Na sociologia africana fala-se tanto de amigo como familia. Este meu amigo é mais que uma familia porque compartilhou comigo momentos históricos onde os meus familiares tiveram ausentes. Teodoro ou simplesmente Teo é um amigo de longas datas e de muitos percursos. Fomos colegas na escola primária, secundária até no Kiluanje. Crescemos no mesmo bairro e jogamos juntos bola de meias, de papelada, de cola vegetal, de borracha, plástico até que um dia em 1989 fomos consagrados ‘’campeão municipal de futebol de Luanda’’. Hoje por destino da natureza vivemos em diferentes pontos cardinais e fusos horários mas moralmente somos ligados pelos mesmos elos fraternais.
Fui bem encomodado para chegar ao meu destino contudo a minha determinação valeu algo. Eu estava muito ansioso de conversar com este acerca de colegas, amigos do passados, contar as velhas aventuras escolares, sobre as donzelas que curtiamos, dos poemas que escreviamos e falar sobre as nossas presentes familias já que produzimos muito. Localizar Teodoro não foi muito fácil porque pensava eu, que havia de reconhecer facilmente o meu antigo bairro. Uma vez no local as coisas foram amargas porque até hoje ainda existem ruas sem apelidos ou com apelidos vagos. A imagem que eu tivera do bairro Palanca era mesmo caduca porque tem uma nova fiseonomia arquitectoral, cadastral e mesmo geográfica. Contudo tio Teo como é agora chamado no bairro foi localizado.
Teo, o alto magro como Domingos Xavier já não apresenta a mesma carapaca que eu conhecera. Tem ou vive num mundo muito diferente que eu conhecera-lhe. Depois de terminarmos os estudos no Kiluanje no tempo de Sergio (director), eu fui para Huambo e Teo ficou no Makarenko de Luanda, para depois a faculdade de medecina. O meu querido amigo foi também professor de Inglês no Ngola Mbandi. Com o tempo como as coisas foram piorando Teo deslocou-se para Europa onde permaneceu em Portugal, Holanda, Suiça e Suecia durante mais de uma década antes de retomar Luanda com uma visão muito diferente. Descrevo isso para demonstrar que meu camba é um intelectual feito, filho de um enfermeiro.

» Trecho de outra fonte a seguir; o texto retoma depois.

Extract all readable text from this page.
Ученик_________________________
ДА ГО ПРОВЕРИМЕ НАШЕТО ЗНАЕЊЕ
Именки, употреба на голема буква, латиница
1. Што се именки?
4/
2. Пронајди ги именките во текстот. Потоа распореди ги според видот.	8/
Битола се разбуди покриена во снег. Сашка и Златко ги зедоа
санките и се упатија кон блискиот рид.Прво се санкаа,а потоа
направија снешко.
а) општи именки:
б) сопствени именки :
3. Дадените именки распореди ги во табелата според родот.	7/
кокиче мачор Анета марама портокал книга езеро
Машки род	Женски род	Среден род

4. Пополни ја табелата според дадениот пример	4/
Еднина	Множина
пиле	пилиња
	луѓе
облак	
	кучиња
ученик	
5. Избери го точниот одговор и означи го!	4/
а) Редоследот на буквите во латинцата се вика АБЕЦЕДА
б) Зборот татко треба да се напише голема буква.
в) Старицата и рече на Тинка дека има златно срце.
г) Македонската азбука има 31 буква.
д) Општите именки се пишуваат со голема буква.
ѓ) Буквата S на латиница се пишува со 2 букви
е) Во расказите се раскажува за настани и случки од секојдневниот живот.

Fui visitar um amigo e não jogar o papel de detetivo para espiar, jornalista para bajular. A minha estadia no seu lar foi marcada por uma sucessão de contrastes. Passei momentos de frustração onde perdi a minha sensibilidade. Eu já não sentia o funcionamento muscular nas minhas pernas nem pude diferenciar as cores da minha roupa como sapatos, pareceu-me que estava flutuando. A sua casa é boa e grande mas com as características de uma trincheira. O meu friend tem um negócio comercial ou simplesmente loja, onde se vende produtos básicos de consumo quotidiano. Há momentos que vende produtos de alta qualidade como ferros electricos, fogões até carros, tudo depende da época do negócio.
A sua vida começa nesta casa-loja e por aí também acaba pois a loja funciona 24 horas por dia e 7 dias por semana. Ele não conhece férias e nem igreja sabe como não se tratasse de um kikongo. No desenvolver da conversa deparo-me com muitas lacunas e desinteresses. O homem faz um negócio moderno usando metodos tradicionais e está ultrapassado porque sente-se abandonado por todos: amigos, familiares, sistema, a cultura até a própria tradição e refugiou-se na sua inconsciencia. Procurei saber sobre os antigos colegas da turma como Pedro, Alegria, Nelito, Luisa Ventura que eu gostaria de contactar, Esperança, Dina, Pop e demais. O meu amigo não tem ideia do paradeiro destes embora que seja algum lugar em Luanda. E como dos antigos companheiros da equipa do futebol? Ô, nunca vi-lhes, respondeu o negociante. Como então seus colegas professores? Niet, foi a bruta resposta. O homem perdeu o contacto com a sociedade. Ele perdeu mesmo a noção do tempo, do gosto etc mas está vivendo. Nunca teve tempo de ler um livro, rever uma materia antiga ou mesmo escrever uma cartinha. E o seu comercio esta crescendo. Procurei saber como foi a sua participação as eleições mas este não foi interessado. Qual foi a última vez que teve a oportunidade de ler um jornal local. Disse-me que não gostaria de os ler e quando perguntei-lhe se soubesse algo sobre a princesa Tchizé, disse nunca ter ouvido este nome. Como tudo era, neste espaço, oposto as realidades convidei-lhe a sair um pouco e apreciar o mundo por aí fora.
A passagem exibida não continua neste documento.